A Boston Globe story from Sept 2019 reported Newport’s superintendent making $167,760, the fourth-highest paid behind Providence, Warwick, and Pawtucket — all significantly larger school systems.
Monday’s proposed contract hikes the annual salary to $171,116 and $174,538.
As a candidate for Newport School Committee, I question many aspects of this move, including:
- Job performance.
- When was it last reviewed? (at the Aug 18th meeting?).
- Where can the public find future performance evaluation metrics?
- To what extent have school committee members discussed potential performance goals/metrics with system stakeholders — formally or informally?
- Does any formal evaluation element — either recent or future — focus on academic achievement? Yes or no?
- Does any formal evaluation element consider the disturbing RIDE SurveyWorks responses from Thompson and Rogers teachers? Yes or no?
1 Matt Rocheleau, “Here’s How Much Rhode Island School Superintendents Make – The Boston Globe,” BostonGlobe.com (The Boston Globe, September 4, 2019), https://www.bostonglobe.com/metro/rhode-island/2019/09/04/here-how-much-rhode-island-school-superintendents-make/OFUzerDJN6k60f9Rx1tenO/story.html –.
- If “Black Minds Matter,” then why not include a bonus mechanism linked to long-discussed, minority teacher recruitment and/or academic achievement improvements?
- How does this financial lock-in of at least $345,000 plus benefits help or harm potential district consolidation studies?
- The timing:
- Why do this ahead of the November election when at least one new member would be installed in December?

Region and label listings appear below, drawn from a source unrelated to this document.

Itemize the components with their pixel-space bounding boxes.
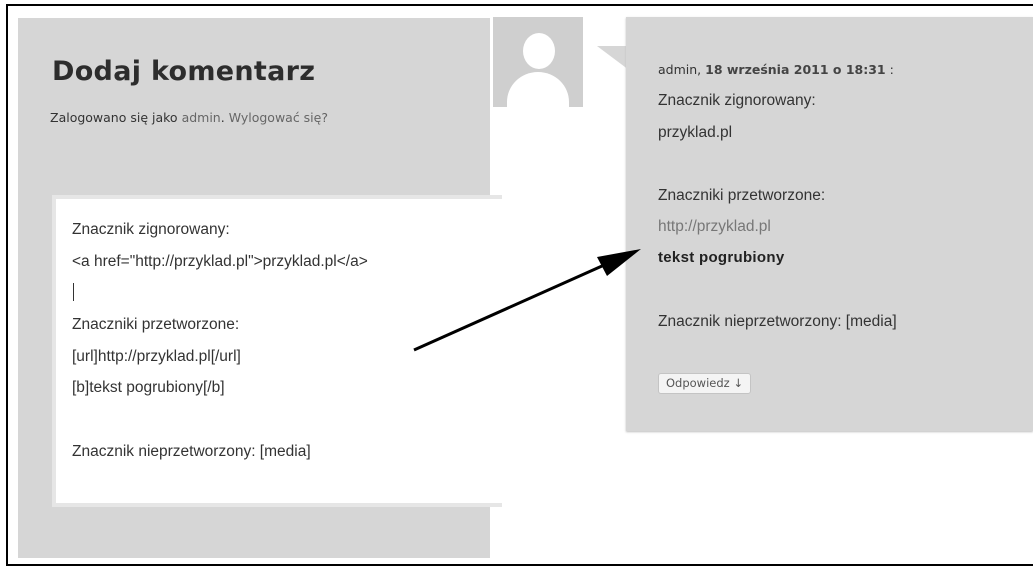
comment-unprocessed-line: Znacznik nieprzetworzony: [media] [658,313,897,330]
comment-processed-link[interactable]: http://przyklad.pl [658,218,771,236]
dot-separator: . [220,110,225,125]
comment-panel: admin, 18 września 2011 o 18:31 : Znaczn… [626,17,1033,431]
textarea-line: <a href="http://przyklad.pl">przyklad.pl… [72,253,368,270]
comment-date-suffix: : [889,62,894,77]
comment-author: admin, [658,62,702,77]
comment-processed-bold: tekst pogrubiony [658,249,785,266]
comment-meta: admin, 18 września 2011 o 18:31 : [658,62,894,77]
textarea-line: Znacznik zignorowany: [72,221,230,238]
textarea-line: Znacznik nieprzetworzony: [media] [72,443,311,460]
textarea-line: [b]tekst pogrubiony[/b] [72,379,225,396]
avatar-head [523,33,555,69]
comment-date: 18 września 2011 o 18:31 [705,62,886,77]
comment-ignored-label: Znacznik zignorowany: [658,92,816,109]
textarea-line: Znaczniki przetworzone: [72,316,240,333]
user-link[interactable]: admin [182,110,221,125]
logout-link[interactable]: Wylogować się? [229,110,328,125]
default-user-avatar-icon [493,17,583,107]
textarea-line: [url]http://przyklad.pl[/url] [72,348,241,365]
bubble-tail [597,46,629,70]
comment-form-panel: Dodaj komentarz Zalogowano się jako admi… [18,18,502,558]
comment-textarea[interactable]: Znacznik zignorowany: <a href="http://pr… [52,195,502,507]
comment-processed-label: Znaczniki przetworzone: [658,187,826,204]
text-caret [73,283,74,301]
logged-in-line: Zalogowano się jako admin. Wylogować się… [50,110,328,125]
form-title: Dodaj komentarz [52,56,316,87]
logged-in-prefix: Zalogowano się jako [50,110,178,125]
avatar-body [507,72,569,107]
comment-ignored-value: przyklad.pl [658,124,733,141]
reply-button[interactable]: Odpowiedz ↓ [658,373,751,394]
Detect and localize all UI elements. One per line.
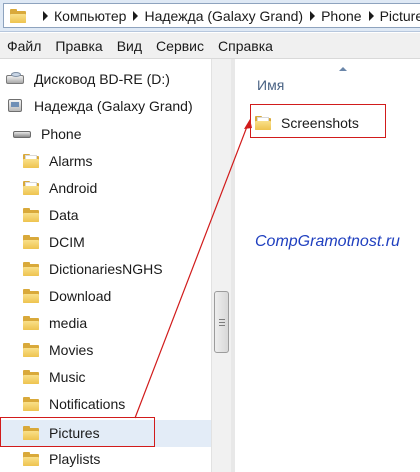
nav-folder-movies[interactable]: Movies	[23, 337, 233, 363]
nav-folder-label: Alarms	[49, 153, 93, 169]
nav-folder-data[interactable]: Data	[23, 202, 233, 228]
nav-item-bd-drive[interactable]: Дисковод BD-RE (D:)	[6, 66, 216, 92]
nav-item-label: Phone	[41, 126, 82, 142]
navigation-pane: Дисковод BD-RE (D:) Надежда (Galaxy Gran…	[0, 59, 231, 472]
menu-help[interactable]: Справка	[211, 38, 280, 54]
menu-bar: Файл Правка Вид Сервис Справка	[0, 33, 420, 59]
folder-icon	[23, 154, 39, 168]
nav-folder-media[interactable]: media	[23, 310, 233, 336]
folder-icon	[10, 8, 26, 23]
nav-folder-label: DictionariesNGHS	[49, 261, 163, 277]
nav-folder-label: Notifications	[49, 396, 126, 412]
scrollbar-thumb[interactable]	[214, 291, 229, 353]
folder-icon	[23, 181, 39, 195]
breadcrumb-arrow-icon[interactable]	[43, 10, 48, 21]
annotation-box-screenshots	[250, 104, 386, 138]
nav-folder-label: Android	[49, 180, 98, 196]
nav-folder-alarms[interactable]: Alarms	[23, 148, 233, 174]
drive-icon	[6, 72, 26, 86]
nav-item-phone[interactable]: Phone	[12, 121, 222, 147]
sort-ascending-icon	[339, 67, 347, 71]
nav-folder-label: Playlists	[49, 451, 101, 467]
folder-icon	[23, 452, 39, 466]
nav-folder-label: DCIM	[49, 234, 85, 250]
menu-view[interactable]: Вид	[110, 38, 149, 54]
nav-folder-label: media	[49, 315, 88, 331]
nav-item-label: Надежда (Galaxy Grand)	[34, 98, 193, 114]
nav-folder-label: Download	[49, 288, 112, 304]
nav-item-galaxy-grand[interactable]: Надежда (Galaxy Grand)	[6, 93, 216, 119]
column-header-name[interactable]: Имя	[257, 77, 284, 93]
folder-icon	[23, 397, 39, 411]
nav-folder-label: Data	[49, 207, 79, 223]
menu-file[interactable]: Файл	[0, 38, 48, 54]
folder-icon	[23, 262, 39, 276]
address-bar: Компьютер Надежда (Galaxy Grand) Phone P…	[0, 0, 420, 32]
menu-edit[interactable]: Правка	[48, 38, 109, 54]
nav-folder-download[interactable]: Download	[23, 283, 233, 309]
nav-folder-music[interactable]: Music	[23, 364, 233, 390]
nav-scrollbar[interactable]	[211, 59, 231, 472]
nav-folder-notifications[interactable]: Notifications	[23, 391, 233, 417]
folder-icon	[23, 343, 39, 357]
phone-storage-icon	[12, 127, 34, 141]
folder-icon	[23, 316, 39, 330]
folder-icon	[23, 208, 39, 222]
watermark-text: CompGramotnost.ru	[255, 233, 400, 250]
breadcrumb-pictures[interactable]: Pictures	[380, 8, 420, 24]
breadcrumb-arrow-icon[interactable]	[133, 10, 139, 21]
nav-folder-android[interactable]: Android	[23, 175, 233, 201]
breadcrumb-arrow-icon[interactable]	[310, 10, 316, 21]
folder-icon	[23, 289, 39, 303]
nav-folder-label: Music	[49, 369, 86, 385]
menu-tools[interactable]: Сервис	[149, 38, 211, 54]
nav-item-label: Дисковод BD-RE (D:)	[34, 71, 170, 87]
folder-icon	[23, 370, 39, 384]
folder-icon	[23, 235, 39, 249]
breadcrumb-computer[interactable]: Компьютер	[54, 8, 126, 24]
nav-folder-dcim[interactable]: DCIM	[23, 229, 233, 255]
nav-folder-playlists[interactable]: Playlists	[23, 446, 233, 472]
nav-folder-label: Movies	[49, 342, 94, 358]
phone-device-icon	[6, 98, 26, 114]
nav-folder-dictionariesnghs[interactable]: DictionariesNGHS	[23, 256, 233, 282]
breadcrumb-arrow-icon[interactable]	[368, 10, 374, 21]
breadcrumb-phone[interactable]: Phone	[321, 8, 361, 24]
breadcrumb-device[interactable]: Надежда (Galaxy Grand)	[144, 8, 303, 24]
annotation-box-pictures	[0, 417, 155, 447]
address-field[interactable]: Компьютер Надежда (Galaxy Grand) Phone P…	[3, 3, 420, 28]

- Why a two-year lock-in through June 2023?
It’s become a common ploy for Newport leaders to keep voters focused on simplistic, “grab the free money” answers. We funded Thompson and Pell school building projects and haven’t yet seen significant improvements in scores. What will it take for school committee members to dig deeper and suggest systemic reforms that might actually kick-start performance gains and close achievement gaps?

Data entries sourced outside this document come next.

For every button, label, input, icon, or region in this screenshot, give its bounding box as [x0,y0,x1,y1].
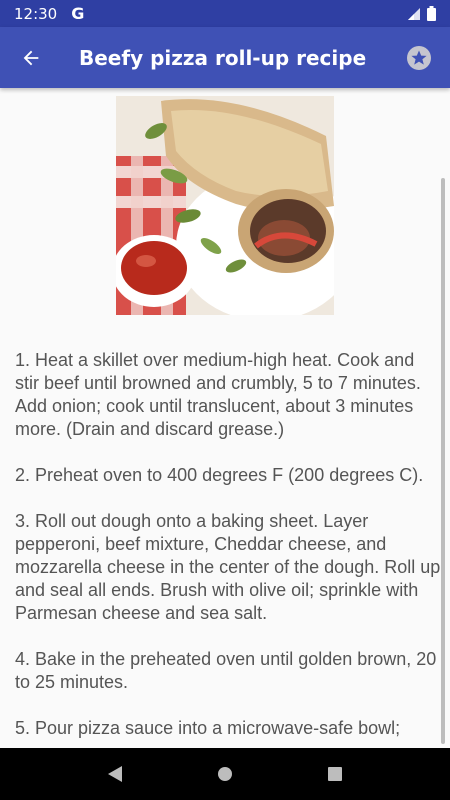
system-nav-bar [0,748,450,800]
recipe-steps: 1. Heat a skillet over medium-high heat.… [15,350,441,738]
status-icons [407,6,436,21]
page-title: Beefy pizza roll-up recipe [79,45,367,70]
nav-home-icon [218,767,232,781]
nav-recents-button[interactable] [315,754,355,794]
nav-home-button[interactable] [205,754,245,794]
recipe-content[interactable]: 1. Heat a skillet over medium-high heat.… [0,88,450,748]
favorite-button[interactable] [388,27,450,88]
app-bar: Beefy pizza roll-up recipe [0,27,450,88]
status-time: 12:30 [14,4,58,23]
signal-icon [408,7,420,20]
scrollbar[interactable] [441,178,445,744]
battery-icon [427,6,436,21]
back-button[interactable] [0,27,62,88]
star-icon [407,45,431,70]
nav-back-icon [108,766,122,782]
google-g-icon: G [71,4,85,23]
nav-back-button[interactable] [95,754,135,794]
pizza-roll-photo [116,96,334,315]
nav-recents-icon [328,767,342,781]
status-bar: 12:30 G [0,0,450,27]
arrow-back-icon [23,50,39,65]
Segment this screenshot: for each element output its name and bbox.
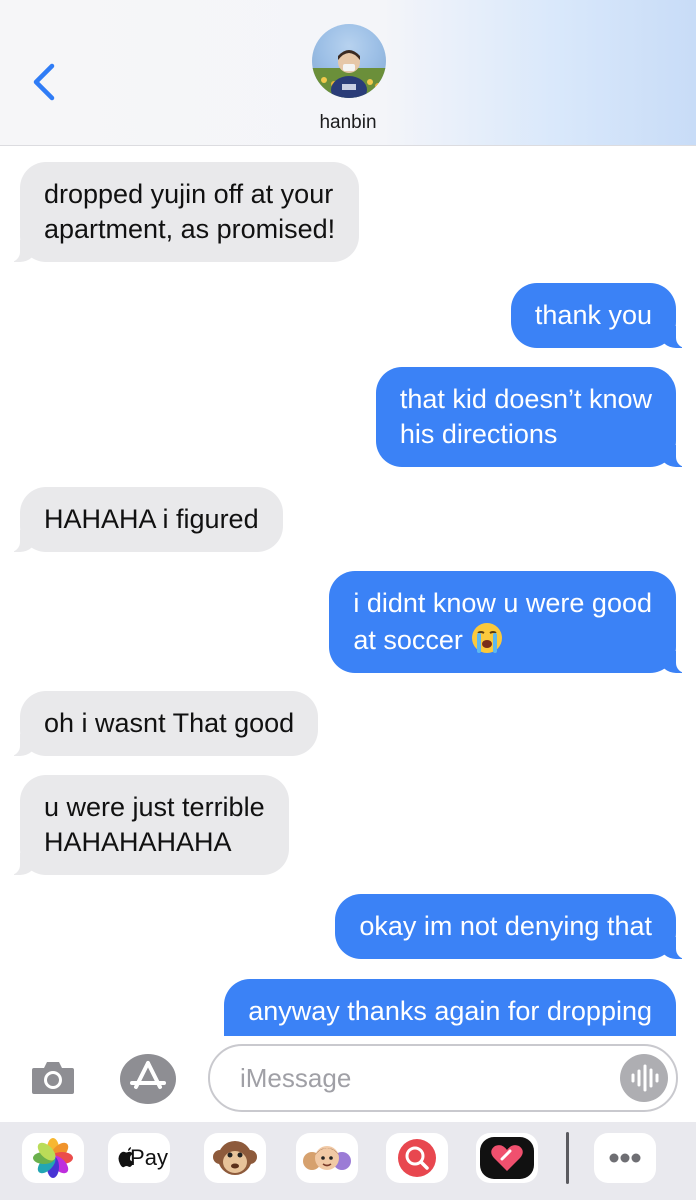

Far too often, adults inside our system reflexively cling to old tired ways. It’s become rare to hear an elected leader provide top-down leadership to champion change. Like the failed Providence school system, Newport voters have become conditioned to watch leaders kick-the-can and polish their list of excuses. Newport schools deserve a new vision and a new direction. Log in on Monday 5PM and offer your public comments. See you online.